Together, they sought out high-end brands, mandating that designs be produced ethically and sustainably without sacrificing luxury or beauty. With financial support and a tech team in place to sell their highly curated collections, they strove to become the destination for sustainable style. The brand identity and chic website are steeped in sophistication and luxury—none of the crunchy vibe associated with many earth-friendly brands—and its products rival those in Harrods or Barneys. Vogue has said, “Each item is handpicked and lovely, and the fact that it’s sustainable is just a bonus…”
Despite overcoming the unglamorous stigma previously associated with sustainable/eco-friendly fashion, Hilts admits price continues to be an obstacle. “It’s quite a barrier that things do cost more [when] produced sustainably. But the reality of the situation is that we have become so used to paying so little for things. I believe we have a skewed idea of what things should actually cost. It’s a lot easier to skimp on really ethical production and cut corners to bring down costs.
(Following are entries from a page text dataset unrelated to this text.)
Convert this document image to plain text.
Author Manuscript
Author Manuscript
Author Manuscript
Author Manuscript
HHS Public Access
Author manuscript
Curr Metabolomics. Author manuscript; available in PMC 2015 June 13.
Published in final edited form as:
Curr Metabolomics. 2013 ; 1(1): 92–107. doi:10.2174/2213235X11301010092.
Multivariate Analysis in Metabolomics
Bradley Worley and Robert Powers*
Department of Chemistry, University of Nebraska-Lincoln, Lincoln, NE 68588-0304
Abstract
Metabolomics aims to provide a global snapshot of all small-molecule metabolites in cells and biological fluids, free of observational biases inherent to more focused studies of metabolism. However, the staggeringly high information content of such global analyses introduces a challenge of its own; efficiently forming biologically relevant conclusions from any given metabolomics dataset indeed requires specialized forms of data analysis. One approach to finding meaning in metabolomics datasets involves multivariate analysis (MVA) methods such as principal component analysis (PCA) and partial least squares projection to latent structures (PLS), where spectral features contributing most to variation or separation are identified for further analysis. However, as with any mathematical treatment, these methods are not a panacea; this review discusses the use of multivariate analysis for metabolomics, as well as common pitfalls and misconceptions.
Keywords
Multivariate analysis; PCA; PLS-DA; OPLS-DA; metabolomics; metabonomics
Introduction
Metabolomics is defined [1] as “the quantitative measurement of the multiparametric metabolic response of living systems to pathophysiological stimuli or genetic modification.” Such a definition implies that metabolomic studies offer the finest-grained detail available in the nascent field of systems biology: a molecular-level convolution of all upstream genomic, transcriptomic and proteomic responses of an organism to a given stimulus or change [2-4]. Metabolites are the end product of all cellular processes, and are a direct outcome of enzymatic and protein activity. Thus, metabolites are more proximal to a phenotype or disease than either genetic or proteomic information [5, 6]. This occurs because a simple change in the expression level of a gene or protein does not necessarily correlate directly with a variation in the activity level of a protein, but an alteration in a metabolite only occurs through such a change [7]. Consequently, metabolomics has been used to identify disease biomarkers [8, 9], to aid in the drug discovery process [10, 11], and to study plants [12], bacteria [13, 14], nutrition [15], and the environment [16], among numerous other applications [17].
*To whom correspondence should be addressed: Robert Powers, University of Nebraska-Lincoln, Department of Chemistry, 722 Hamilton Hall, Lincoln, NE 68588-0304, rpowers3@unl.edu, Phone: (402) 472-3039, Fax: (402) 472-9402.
You see a lot of big designers or conscious collections tending to do this.”
Hilts adds, “There is a lot of intimacy to being honest . . . we’re running a retail site where we can stand up and answer any questions about any of the items we sell or promote with the certainty that they have been made with the utmost respect for people and planet.”
The passion behind Rêve En Vert goes well beyond retail, or sales for that matter, to efforts that “engage people and explain why this move towards sustainability and truly conscious consumption is so important.” The site features “Rev Talk,” an editorial forum that aims to start new dialogues and encourage new thinking. Recent thoughtprovoking topics include how to move toward zero waste; navigating travel while limiting your carbon footprint; how to ditch fast fashion; and inspiration for a sustainable wedding registry.
There are also offline events to generate ideas and raise awareness. While educational, these mirror the sophistication of the Rêve En Vert website, whether it’s a long-term pop-up in a swank London beauty salon or, most recently, hosting a sustainable pop-up in the Hôtel Les Roches Rouges—Côte d’Azur.
With Paris having announced its plan to become the sustainable capital of fashion by 2024 (to coincide with hosting the Olympics) and the ongoing commitment of the Council of Fashion Designers of America (CFDA) to sustainability through a resource hub, the industry has begun to see the light. Change is imperative. Rêve En Vert will be at the forefront.
Reflecting on her personal journey, Hilts said, “I think the greatest gift of getting older is this idea that you begin to really consider the wider implications of things rather than just what is affecting you on a day-to-day basis. That objectivity in life and work has been my greatest gift in managing Rêve En Vert. When things get really tough, I can remind myself I am running the business for a greater purpose . . . and it continues to motivate me!”